CINE
Otra película de la factoría Hollywood pensada para que una actriz se luzca –y gane el Oscar–. En este caso, vale la pena gracias a Julianne Moore.
› Por Marina Yuszczuk
Alice Howland vive en un mundo estable: profesora de Lingüística en la universidad, da clases con su Mac y unos gruesos lentes negros que la hacen tan cool como Martin Scorsese. Vive en un departamento amplio y ordenado de Nueva York, decorado en verdes y marrones que combinan perfecto con su pelo rojo. Tiene un marido que es médico, tan dedicado a ella como a su trabajo, hijos profesionales y una casa en la playa. Hasta cuando sale a correr, con calzas que le quedan perfectas y un rodete prolijo, Alice se ve y se siente bien. Es el tipo de vida segura donde el único nubarrón que asoma en el horizonte es la negación de la hija menor a seguir una carrera universitaria, su preferencia loca por la inestabilidad del mundo artístico. Da la sensación de que ese pequeño universo deseable sólo podría quebrarse por la irrupción de una enfermedad inesperada, y ésa es la historia que cuenta Still Alice.

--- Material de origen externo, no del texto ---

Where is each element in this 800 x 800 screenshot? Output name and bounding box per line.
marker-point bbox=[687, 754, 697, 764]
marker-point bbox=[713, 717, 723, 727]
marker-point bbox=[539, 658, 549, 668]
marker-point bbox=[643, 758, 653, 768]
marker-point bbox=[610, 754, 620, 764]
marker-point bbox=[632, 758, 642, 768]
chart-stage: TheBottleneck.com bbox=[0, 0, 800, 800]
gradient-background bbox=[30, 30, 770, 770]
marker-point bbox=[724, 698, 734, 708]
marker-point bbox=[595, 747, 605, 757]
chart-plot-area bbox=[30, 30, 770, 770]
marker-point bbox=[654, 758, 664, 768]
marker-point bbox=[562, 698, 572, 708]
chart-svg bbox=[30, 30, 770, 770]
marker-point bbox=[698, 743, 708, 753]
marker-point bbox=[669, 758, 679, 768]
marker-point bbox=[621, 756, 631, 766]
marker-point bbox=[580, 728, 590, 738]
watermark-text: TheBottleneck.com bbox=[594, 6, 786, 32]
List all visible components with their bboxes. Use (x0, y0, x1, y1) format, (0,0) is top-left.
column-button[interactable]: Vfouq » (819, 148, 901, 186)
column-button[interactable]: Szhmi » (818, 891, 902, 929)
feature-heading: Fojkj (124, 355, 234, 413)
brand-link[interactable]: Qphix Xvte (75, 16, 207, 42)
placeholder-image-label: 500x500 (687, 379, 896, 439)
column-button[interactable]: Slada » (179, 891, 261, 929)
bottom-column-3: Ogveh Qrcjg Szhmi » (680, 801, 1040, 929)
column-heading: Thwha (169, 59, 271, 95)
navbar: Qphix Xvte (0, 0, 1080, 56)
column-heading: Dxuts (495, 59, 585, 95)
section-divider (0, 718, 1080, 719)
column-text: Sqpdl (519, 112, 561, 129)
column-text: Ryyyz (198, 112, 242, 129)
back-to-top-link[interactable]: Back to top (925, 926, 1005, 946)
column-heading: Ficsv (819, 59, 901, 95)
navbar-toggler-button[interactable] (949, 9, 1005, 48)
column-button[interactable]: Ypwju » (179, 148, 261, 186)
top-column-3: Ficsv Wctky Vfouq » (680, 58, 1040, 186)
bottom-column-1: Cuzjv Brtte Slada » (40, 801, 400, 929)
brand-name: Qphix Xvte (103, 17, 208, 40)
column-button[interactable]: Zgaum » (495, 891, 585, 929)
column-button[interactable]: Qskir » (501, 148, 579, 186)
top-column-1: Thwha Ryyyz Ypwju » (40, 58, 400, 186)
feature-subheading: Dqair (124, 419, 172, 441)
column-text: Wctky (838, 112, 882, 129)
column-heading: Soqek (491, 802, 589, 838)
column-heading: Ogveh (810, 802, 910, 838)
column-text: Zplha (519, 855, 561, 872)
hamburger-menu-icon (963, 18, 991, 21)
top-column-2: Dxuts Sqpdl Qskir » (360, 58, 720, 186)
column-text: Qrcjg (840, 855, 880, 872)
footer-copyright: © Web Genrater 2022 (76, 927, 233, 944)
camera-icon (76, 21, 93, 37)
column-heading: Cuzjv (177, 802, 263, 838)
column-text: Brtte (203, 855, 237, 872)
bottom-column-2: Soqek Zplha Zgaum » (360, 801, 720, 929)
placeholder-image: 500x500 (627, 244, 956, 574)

Basada en el best-seller de Lisa Genova, la película narra el descubrimiento del Alzheimer precoz que madura en la mente de Alice (Julianne Moore), de cincuenta años, y para hacerlo transita los meses que van desde el olvido de la primera palabra hasta el ingreso en un territorio desconocido donde Alice, fragmentada, no sabe en qué momento dejará de sentirse ella misma. El progreso narrativo es bastante esquemático y por momentos adquiere, como pasa con todas las películas sobre enfermedades, un carácter ilustrativo: después de establecer el mundo perfecto y fluido en el que se mueve la protagonista, la vemos dando una conferencia donde un pequeño hueco en el lenguaje nos indica que el Alzheimer ya está haciendo su trabajo insidioso. La progresión rápida de la enfermedad, las consultas al médico, la negación inicial y la bronca, el paso de comunicarle la noticia primero al marido y después a los hijos (con el agravante dramático de que ellos, incluso la que está embarazada de mellizos, tengan altas chances de haber heredado la misma patología) son episodios que se suceden de manera previsible, y que tal vez no darían una película que valiera la pena si no fuera porque Julianne Moore está ahí para sostener y darle entidad física a un modelo predeterminado.
Con la piel más fina que se pueda concebir y una colección de arruguitas alrededor de los labios que la actriz mantiene casi como una nota de realidad excéntrica (y más cuando se piensa en otras caras de su generación conquistadas por el botox, como las de Naomi Watts o Nicole Kidman), el personaje de Moore se nos aparece en un momento extraño en el que su naturaleza independiente y resolutiva se empieza a quebrar y no le alcanza ni para planificar la muerte. Porque Alice filma secretamente un video donde se da a sí misma instrucciones para tomarse un frasco entero de pastillas y acostarse a dormir, pero a la Alice con Alzheimer la supera esa planificación y no le queda otra que entregarse. En primer lugar, a las decisiones de su familia, y hay algo extraño en esas relaciones, porque no hay minuto en que Alice no parezca estar, incluso entre ellos, completamente sola. La única que parece capaz de mirarla directo a los ojos, de preguntarle cómo se siente y escuchar la respuesta, es la hija menor, Lydia (Kristen Stewart), y entre ellas dos hay casi una película aparte. Una que quizá, de una manera silenciosa, diga mucho más sobre la nueva condición de Alice que otros momentos más estereotipados de la película, como cuando se desespera por no encontrar el celular. En el progreso de esa relación se la ve transformarse de una manera más profunda y dolorosa, de la madre controladora que quería elegir el destino de la hija a la mujer dócil que apenas la reconoce y la escucha recitar un texto como si se tratara de una extraña. Y que responde al afecto, a una mirada amorosa, como si fuera el único lenguaje que va a quedar en pie cuando todo lo demás se caiga.